Écouter André Patry, c'était marcher sur les crêtes de l'histoire, de la politique, de l'art, surtout de la littérature. Nous le respections comme un maître dans le plein sens du mot, c'est-à-dire, un inspirateur qui nous appelait aux plus hauts défis. Il y avait quelque chose d'exotique et même d'un peu mystérieux dans les voyages qu'il nous décrivait à son retour, des sommités et des curiosités qu'il avait trouvées sur sa route. Il avait connu des personnages comme De Gaulle, Habib Bourguiba, (le libérateur de la Tunisie), travaillé auprès de Paul-Henri Spaak (Secrétaire général de l'OTAN), et surtout assidûment fréquenté André Malraux, mon héros de l'époque.
Il parlait je ne sais combien de langues, dont l'italien, l'espagnol, l'arabe, l'anglais. Le français, il le savourait, le cultivait avec passion. Il suivait pas à pas l'évolution du Québec, lui portant un amour à la hauteur de ses exigences. Conseiller de premiers ministres, diplomate, professeur, écrivain éclectique, journaliste, il a tenu à se cantonner dans les coulisses, par discrétion, goût de la liberté et protection de son sens critique.
Nous ne nous sommes jamais perdus de vue durant ces dernières cinquante années. Il avait toujours une surprise en réserve, par exemple, à Paris, m'amenant chez la duchesse de La Rochefoucauld ou, à Montréal, m'apportant un livre «à dévorer tout de suite» ou une photo en noir et blanc qu'il avait prise en 1950 du sanctuaire de Delphes. La dernière fois que nous nous sommes vus, il avait préféré manger à mon bureau plutôt qu'en ville où nous nous rencontrions d'habitude. Il ne voyageait plus qu'en métro auquel il avait accès directement de son appartement à Westmount.

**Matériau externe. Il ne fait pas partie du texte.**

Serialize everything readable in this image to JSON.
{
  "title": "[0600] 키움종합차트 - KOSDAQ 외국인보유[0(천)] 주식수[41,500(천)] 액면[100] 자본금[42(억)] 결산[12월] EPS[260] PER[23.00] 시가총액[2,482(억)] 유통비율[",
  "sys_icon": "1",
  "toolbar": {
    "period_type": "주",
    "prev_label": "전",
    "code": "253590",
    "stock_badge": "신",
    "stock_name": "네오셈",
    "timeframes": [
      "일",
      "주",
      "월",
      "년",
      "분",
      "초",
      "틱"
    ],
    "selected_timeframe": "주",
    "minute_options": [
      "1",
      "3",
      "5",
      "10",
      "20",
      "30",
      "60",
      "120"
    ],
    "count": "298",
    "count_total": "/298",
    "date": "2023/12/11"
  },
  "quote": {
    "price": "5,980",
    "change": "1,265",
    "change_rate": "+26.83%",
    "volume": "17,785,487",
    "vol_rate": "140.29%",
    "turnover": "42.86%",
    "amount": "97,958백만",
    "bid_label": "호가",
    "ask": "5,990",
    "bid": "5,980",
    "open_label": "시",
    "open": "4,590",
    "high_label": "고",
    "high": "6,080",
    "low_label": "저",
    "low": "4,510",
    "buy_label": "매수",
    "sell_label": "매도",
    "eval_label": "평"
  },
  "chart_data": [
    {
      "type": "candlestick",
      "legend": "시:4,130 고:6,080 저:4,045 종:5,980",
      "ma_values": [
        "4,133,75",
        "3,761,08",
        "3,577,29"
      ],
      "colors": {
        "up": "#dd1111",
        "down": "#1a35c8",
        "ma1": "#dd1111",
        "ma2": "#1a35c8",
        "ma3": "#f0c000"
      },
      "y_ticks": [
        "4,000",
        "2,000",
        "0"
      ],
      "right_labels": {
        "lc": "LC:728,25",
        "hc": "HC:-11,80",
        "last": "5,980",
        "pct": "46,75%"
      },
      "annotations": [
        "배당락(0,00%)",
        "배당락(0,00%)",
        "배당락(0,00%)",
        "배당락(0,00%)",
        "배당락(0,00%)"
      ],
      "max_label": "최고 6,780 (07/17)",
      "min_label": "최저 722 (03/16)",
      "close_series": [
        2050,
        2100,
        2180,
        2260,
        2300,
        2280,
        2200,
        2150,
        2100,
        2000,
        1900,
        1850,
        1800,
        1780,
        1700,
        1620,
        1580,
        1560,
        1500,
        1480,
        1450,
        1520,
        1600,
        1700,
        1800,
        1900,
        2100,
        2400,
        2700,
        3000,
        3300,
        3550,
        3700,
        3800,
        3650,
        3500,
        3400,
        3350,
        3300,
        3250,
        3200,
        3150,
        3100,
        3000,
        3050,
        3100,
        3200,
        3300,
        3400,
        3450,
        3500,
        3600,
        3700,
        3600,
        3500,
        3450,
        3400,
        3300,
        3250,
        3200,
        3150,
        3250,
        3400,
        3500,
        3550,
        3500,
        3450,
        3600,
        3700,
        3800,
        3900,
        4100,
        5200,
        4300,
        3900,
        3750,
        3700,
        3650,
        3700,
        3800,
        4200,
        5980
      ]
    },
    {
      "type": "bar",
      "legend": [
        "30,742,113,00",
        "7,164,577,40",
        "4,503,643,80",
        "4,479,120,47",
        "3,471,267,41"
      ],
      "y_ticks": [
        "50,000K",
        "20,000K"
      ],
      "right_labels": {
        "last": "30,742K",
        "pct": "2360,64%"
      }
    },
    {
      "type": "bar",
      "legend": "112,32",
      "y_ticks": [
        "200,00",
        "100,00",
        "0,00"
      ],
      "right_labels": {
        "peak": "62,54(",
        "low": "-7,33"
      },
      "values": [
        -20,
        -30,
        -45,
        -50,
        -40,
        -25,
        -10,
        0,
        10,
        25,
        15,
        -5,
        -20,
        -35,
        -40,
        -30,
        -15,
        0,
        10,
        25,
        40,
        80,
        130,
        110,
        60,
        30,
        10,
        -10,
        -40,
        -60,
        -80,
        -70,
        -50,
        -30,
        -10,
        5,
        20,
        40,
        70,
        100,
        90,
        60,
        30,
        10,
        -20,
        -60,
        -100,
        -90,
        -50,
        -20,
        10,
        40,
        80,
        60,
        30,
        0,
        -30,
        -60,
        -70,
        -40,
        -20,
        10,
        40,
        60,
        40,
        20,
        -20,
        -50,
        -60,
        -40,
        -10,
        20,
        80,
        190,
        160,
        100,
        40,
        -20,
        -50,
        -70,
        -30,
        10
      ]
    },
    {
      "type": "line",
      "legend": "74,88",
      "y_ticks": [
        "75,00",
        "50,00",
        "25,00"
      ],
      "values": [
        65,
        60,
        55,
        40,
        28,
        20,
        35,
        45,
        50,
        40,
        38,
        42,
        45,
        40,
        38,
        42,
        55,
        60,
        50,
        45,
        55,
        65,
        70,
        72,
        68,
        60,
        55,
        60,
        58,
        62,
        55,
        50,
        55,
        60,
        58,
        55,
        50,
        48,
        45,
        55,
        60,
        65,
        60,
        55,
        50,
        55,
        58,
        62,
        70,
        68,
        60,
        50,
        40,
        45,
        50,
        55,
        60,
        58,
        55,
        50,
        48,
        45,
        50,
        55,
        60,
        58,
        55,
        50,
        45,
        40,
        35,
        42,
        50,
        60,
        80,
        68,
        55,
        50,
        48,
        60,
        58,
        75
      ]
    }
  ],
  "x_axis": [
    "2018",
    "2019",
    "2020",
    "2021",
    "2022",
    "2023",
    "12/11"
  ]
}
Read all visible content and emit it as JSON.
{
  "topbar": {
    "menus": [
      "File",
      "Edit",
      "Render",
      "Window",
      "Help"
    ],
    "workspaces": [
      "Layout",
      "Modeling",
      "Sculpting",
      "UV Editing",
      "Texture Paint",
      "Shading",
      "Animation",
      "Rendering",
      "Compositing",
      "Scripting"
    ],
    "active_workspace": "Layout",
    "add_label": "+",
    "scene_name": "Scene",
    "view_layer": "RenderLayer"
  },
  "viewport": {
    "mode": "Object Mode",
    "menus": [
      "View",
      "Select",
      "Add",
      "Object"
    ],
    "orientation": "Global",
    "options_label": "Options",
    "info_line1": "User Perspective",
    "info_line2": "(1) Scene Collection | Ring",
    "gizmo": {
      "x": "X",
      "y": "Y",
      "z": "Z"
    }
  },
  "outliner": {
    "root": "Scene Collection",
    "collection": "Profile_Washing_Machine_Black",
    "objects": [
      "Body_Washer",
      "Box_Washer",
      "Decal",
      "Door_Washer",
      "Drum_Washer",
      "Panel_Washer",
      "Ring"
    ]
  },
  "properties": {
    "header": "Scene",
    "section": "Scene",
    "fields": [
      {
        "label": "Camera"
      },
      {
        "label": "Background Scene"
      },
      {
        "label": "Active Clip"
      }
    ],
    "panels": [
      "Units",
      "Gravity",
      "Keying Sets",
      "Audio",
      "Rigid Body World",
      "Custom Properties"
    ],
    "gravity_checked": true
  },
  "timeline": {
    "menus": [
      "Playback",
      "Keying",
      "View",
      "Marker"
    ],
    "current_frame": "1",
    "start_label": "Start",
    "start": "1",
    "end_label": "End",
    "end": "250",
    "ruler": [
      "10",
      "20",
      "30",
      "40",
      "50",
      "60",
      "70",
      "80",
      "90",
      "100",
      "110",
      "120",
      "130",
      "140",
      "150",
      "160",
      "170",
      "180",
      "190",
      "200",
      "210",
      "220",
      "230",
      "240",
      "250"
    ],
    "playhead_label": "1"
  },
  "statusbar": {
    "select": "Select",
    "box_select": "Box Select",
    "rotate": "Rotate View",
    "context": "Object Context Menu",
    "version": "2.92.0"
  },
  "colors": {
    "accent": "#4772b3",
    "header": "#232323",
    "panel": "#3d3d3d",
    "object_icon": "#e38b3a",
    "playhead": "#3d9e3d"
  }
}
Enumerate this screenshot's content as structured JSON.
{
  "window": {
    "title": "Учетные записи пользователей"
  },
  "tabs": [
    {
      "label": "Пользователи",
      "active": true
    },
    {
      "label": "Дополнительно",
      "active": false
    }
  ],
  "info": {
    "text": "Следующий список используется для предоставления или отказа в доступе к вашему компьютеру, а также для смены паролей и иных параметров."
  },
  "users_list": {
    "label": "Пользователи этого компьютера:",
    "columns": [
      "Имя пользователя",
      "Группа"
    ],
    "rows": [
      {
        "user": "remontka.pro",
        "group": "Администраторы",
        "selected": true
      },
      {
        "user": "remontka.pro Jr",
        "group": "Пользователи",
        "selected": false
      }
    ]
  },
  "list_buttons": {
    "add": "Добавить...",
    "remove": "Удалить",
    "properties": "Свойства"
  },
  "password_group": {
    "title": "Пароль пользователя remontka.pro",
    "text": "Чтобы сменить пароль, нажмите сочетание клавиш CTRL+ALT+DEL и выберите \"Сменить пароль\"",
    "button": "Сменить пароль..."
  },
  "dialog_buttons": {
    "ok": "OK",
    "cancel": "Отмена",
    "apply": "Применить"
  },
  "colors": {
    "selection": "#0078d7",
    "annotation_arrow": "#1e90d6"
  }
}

À 90 ans, il irradiait la jeunesse d'esprit. Il habitait seul au milieu de ses livres, de ses souvenirs de voyage, de tableaux et de manuscrits rares. Je ne l'ai jamais vu s'apitoyer sur lui-même et encore moins se réfugier dans la nostalgie, n'exprimant de regrets que pour les livres qu'il n'aurait pas le temps de lire et les voyages qu'il n'avait pu faire.
Lui, si discret, n'aurait probablement pas voulu qu'on souligne son départ. Il ne pensait peut-être même pas laisser un vide derrière lui. Pourtant, c'est bien ce que ressentent les disciples et amis qui ne l'oublieront pas.